Гош (появившись среди солдат, становится рядом с группой якобинцев). Я — Гош. Я только что из тюрьмы. Я встретил там Сен-Жюста, который заточил меня в крепость. Я обнял его. Мы так горячо любили Республику, что ревновали к ней друг друга. Но сейчас, когда Республике грозит опасность, мы все как один встанем на ее защиту.

Матьё Реньо (взобравшись на выступ террасы, позади других, громко взывает). Встанем все как один, живые и мертвые! Сюда, Марат! Восстань из могилы!

Ревущая толпа, потрясенная этим призывом, на мгновение замирает. Реньо продолжает в восторженном порыве.

На помощь, Шалье, Лепелетье, к нам, Верньо, сюда, Шометт, сюда, Дантон, к нам, Сен-Жюст и Робеспьер!

Межан. Вы сами их убили!

Реньо. Сюда, наши мертвецы! В бою они живы. Пока битва продолжается, они с нами. К нам, бессмертная Революция!

Билло. Умрем за нее!

Гош. Она победит.

Матьё Реньо. Народы мира, грядущие поколения, сюда, сюда!

Гош. Пойдем им навстречу!

Бабеф. Они идут, они идут! Я слышу их поступь!..

Матьё Реньо. Вот они!

Гош запевает «Марсельезу». И мне бы хотелось, чтобы в музыке Дариуса Мило или Оннегера, в свободном, страстном и пламенном контрапункте, «Марсельеза» перешла в мощные звуки «Интернационала», который, родившись из «Марсельезы» и все нарастая, затмил бы ее и поглотил. Эта заключительная сцена должна проходить в атмосфере пламенного, самозабвенного порыва, которым охвачен священный отряд якобинцев, сплотившихся вокруг Реньо, Гоша, Билло и Бабефа. Они на несколько ступеней возвышаются над ревущей толпой, а толпа отпрянула, но собирается с силами, готовясь вновь ринуться на них.

Занавес.

СЛОВО ПРИНАДЛЕЖИТ ИСТОРИИ

В этой драме, как и во всем цикле моего «Театра Революции», я больше придерживался психологической правды характеров, чем правды исторических фактов. Однако в «Робеспьере» я гораздо ближе следовал фактам, чем в какой-либо другой своей пьесе. Смею надеяться, что истинное лицо истории вернее отражено в «Робеспьере», чем мне удалось это в «Дантоне», написанном слишком рано, еще до того, как история нашей Революции обогатилась новыми плодотворными исследованиями. В числе тех вольностей, весьма редких и во всяком случае несущественных, когда я погрешил против истории, есть две, касающиеся Гоша и Бабефа. Гош не мог появиться в Пале-Рояле 22 мая 1794 года, так как в то время уже сидел в тюрьме. Командуя Мозельской армией, он готовился в Тионвиле к новому походу на Германию, когда 10 марта 1794 года его неожиданно заменили Журданом и перебросили на итальянский фронт. Он выехал из Тионвиля 18 марта, но, не успев прибыть в Ниццу, был арестован и под усиленной охраной препровожден в Париж. Приказ об его аресте подписали Колло и Карно. 11 апреля его заточили в тюрьму Карм. Оттуда он написал Робеспьеру, заботясь более о его добром мнении, чем о спасении собственной жизни. Но Фукье-Тенвиль перехватил письмо, и Робеспьер так его и не получил. Гоша выпустили из тюрьмы только 17 термидора, а не 10-го, как сказано в моей драме.

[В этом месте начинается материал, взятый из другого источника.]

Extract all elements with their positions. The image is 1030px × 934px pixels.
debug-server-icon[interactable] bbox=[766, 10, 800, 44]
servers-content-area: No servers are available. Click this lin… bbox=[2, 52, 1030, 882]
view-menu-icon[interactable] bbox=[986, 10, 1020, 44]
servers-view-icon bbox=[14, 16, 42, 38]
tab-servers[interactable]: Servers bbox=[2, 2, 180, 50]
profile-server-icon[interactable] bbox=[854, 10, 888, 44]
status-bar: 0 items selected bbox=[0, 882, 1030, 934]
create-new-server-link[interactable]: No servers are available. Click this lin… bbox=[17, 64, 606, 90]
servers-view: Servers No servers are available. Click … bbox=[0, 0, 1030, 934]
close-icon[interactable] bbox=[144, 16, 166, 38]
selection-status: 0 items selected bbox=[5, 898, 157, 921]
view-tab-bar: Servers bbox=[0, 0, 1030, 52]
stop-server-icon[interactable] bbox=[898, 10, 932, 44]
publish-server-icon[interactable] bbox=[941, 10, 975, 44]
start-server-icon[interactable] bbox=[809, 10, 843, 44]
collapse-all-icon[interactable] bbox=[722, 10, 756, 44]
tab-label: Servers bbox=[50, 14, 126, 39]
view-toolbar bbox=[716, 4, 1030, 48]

Что касается Бабефа, то он был арестован за растрату 24 брюмера (14 ноября 1793 года) и освобожден 30 мессидора (18 июля 1794 года). Даже новейшие его биографы не могли установить, чем он занимался в течение десяти дней между выходом из тюрьмы и 9 термидора. Потеряв направление в шквале событий, этот неустойчивый человек яростно ополчался в те дни на «Максимилиана Жестокого», которого прежде превозносил и чьей памяти после термидора воздал должное. Он испытал на себе все невзгоды, все ужасы нищеты и, более чем кто-либо из выдающихся революционеров, был призван отстаивать права угнетенного, обманутого народа, но при своем беспокойном уме вечно попадал впросак и становился игрушкой в руках всевозможных авантюристов: то бывшего плантатора в Сан-Доминго, Фурнье-Американца, то владельца пекарни спекулянта Гарена, то благодушного с виду негодяя депутата Дюфруа и других. Глубина и благородство политических убеждений сочетались в нем с поразительной душевной слепотой. Он был обречен на неудачи.

* * *

Я пытался с возможной точностью изобразить роковую трагедию последних месяцев Французской революции, с апреля до июля 1794 года, ибо после 9 термидора революция умерла: термидорианцы убили ее.

Теперь для нас совершенно ясно, что Робеспьер выделялся среди деятелей Французской революции не только цельностью своей натуры, но своим прозорливым умом и непоколебимой преданностью делу народа.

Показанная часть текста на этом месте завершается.